If you're an external recruiter using a platform like Loxo, Crelate, or Bullhorn, you've probably noticed that scheduling is technically built in. There's usually some version of it: a link, a calendar view, a way to send availability to a candidate.
And for simple situations, it gets the job done.
But if you've ever coordinated a multi-step interview process across a candidate you sourced and a client you don't work inside of, you already know that "technically built in" and "actually works for your workflow" are two different things.
Scheduling inside an ATS is built for one relationship: yours with the candidate.
The core function of an ATS is candidate management. Track applicants, log activity, manage pipelines. Scheduling was added to support that workflow, which means it was designed around a two-party interaction: you and the candidate.
External recruiters don't have a two-party problem. They have a three-party problem.
You're coordinating between a candidate who doesn't know your client, and a client who doesn't use your ATS. The hiring manager is at a separate company, on a separate calendar, with no reason to log into your system. That gap is exactly where most ATS scheduling falls apart.
The client coordination problem.
When you need to schedule an interview, you typically have to do one of three things: call or email the hiring manager to get their availability, paste that availability into a message to the candidate and hope nothing changes, or chase both sides until something sticks.
Some ATS platforms have gotten better at this, offering candidate-facing scheduling links and basic availability requests. But they still assume the friction is on the candidate side. The harder part is almost always the client side: getting a busy hiring manager to tell you when they're free, in a way that's fast enough to stay competitive.
That's not an ATS problem. That's a scheduling infrastructure problem, and it requires a different kind of tool.
What purpose-built scheduling actually looks like.
Tools like Ashby, for example, solve scheduling well, but for internal talent acquisition teams who own the calendars they're working with. If you're an in-house TA team, your scheduling tool living inside your ATS makes sense. You're all in the same system.
External recruiting agencies don't have that luxury. You're the middleman between two parties who have no shared infrastructure. Your scheduling tool needs to work without requiring your client to log in anywhere, install anything, or change how they operate.
That's what Arrange is built for. It lets you connect a hiring manager's calendar without them needing an account, request candidate availability in a clean branded experience, and match both sides automatically, without the back-and-forth that kills momentum and costs placements.
The real cost of good enough.
Every day a role stays open is a day someone else can swoop in.
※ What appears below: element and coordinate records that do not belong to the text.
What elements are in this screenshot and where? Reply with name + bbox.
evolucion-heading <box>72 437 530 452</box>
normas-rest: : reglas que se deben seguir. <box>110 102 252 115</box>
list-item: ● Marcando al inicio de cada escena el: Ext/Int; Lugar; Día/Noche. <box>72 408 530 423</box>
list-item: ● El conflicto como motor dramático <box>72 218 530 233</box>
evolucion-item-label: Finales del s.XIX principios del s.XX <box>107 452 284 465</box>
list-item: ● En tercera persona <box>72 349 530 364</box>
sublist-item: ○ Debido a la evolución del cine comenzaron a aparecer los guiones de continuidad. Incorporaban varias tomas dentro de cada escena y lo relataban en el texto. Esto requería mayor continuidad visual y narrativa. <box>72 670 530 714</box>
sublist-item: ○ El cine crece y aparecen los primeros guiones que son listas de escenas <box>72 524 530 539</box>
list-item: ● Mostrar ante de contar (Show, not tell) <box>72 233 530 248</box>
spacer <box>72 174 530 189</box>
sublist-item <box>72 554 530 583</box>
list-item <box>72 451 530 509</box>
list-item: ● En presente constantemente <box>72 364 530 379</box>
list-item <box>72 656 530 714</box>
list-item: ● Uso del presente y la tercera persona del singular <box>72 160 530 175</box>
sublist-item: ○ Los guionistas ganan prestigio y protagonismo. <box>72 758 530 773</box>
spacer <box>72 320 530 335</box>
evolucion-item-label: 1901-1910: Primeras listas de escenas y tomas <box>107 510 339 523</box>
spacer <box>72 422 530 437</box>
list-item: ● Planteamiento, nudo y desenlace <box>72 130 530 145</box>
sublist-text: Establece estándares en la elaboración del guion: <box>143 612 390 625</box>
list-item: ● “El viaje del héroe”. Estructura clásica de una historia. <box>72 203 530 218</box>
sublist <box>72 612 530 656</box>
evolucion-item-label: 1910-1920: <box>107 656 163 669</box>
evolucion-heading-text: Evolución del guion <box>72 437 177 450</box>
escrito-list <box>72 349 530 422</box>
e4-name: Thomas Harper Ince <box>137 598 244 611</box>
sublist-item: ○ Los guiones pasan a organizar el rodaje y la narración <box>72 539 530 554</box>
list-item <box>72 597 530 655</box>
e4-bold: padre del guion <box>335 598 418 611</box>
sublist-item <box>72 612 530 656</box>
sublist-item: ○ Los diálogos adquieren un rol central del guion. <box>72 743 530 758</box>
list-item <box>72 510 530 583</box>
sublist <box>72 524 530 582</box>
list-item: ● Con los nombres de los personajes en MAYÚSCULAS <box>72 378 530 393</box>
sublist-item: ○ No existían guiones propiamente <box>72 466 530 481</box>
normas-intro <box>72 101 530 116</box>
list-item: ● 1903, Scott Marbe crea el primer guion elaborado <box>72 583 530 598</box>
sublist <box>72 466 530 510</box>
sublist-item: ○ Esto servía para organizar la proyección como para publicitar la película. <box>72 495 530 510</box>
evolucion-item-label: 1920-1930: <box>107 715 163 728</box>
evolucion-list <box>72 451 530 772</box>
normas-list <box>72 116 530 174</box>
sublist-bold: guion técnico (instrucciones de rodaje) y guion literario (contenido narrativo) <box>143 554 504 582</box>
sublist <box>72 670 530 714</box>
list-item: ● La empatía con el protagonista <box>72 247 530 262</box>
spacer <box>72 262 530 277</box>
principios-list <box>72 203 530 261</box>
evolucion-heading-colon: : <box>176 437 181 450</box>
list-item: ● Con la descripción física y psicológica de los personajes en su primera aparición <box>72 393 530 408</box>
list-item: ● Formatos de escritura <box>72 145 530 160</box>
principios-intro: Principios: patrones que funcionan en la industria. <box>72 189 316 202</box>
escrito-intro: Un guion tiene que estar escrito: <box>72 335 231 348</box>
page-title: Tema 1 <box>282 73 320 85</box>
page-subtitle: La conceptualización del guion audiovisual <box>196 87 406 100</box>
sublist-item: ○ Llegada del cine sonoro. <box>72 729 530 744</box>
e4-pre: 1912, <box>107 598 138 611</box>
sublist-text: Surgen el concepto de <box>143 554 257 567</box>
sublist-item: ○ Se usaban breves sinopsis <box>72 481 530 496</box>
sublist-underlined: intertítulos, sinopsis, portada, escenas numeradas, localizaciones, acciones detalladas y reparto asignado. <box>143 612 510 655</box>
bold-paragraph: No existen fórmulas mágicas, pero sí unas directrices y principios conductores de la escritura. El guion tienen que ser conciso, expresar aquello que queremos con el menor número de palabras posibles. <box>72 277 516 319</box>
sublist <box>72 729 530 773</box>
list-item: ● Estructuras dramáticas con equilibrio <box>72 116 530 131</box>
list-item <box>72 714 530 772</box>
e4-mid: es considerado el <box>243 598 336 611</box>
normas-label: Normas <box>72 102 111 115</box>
Candidates are talking to multiple agencies. Clients move on when the process feels slow. The scheduling step, the part that feels administrative, is actually one of the highest-leverage moments in a placement.
If your ATS scheduling gets you most of the way there, that's fine for low-stakes searches. But if you're working competitive roles, high-volume pipelines, or clients who are hard to pin down, that's where placements fall through.
Your ATS is doing its job. Scheduling just isn't its job.
FAQs
Can I use my ATS scheduling for external client coordination?
Most ATS platforms are designed for internal workflows, coordinating with candidates inside your own system. External client coordination, where the hiring manager isn't in your ATS, typically requires a separate tool built for that three-party dynamic.
What's the difference between ATS scheduling and a dedicated scheduling platform?
ATS scheduling handles the recruiter-to-candidate piece. A dedicated platform like Arrange is built for the full coordination loop, connecting recruiter, candidate, and external client without requiring anyone outside your agency to log into anything.
Do clients need to create an account to use Arrange?
No. Arrange is designed so that neither clients nor candidates need to create an account or download anything. That's what makes it practical for external agencies. You're not asking busy hiring managers to change how they work.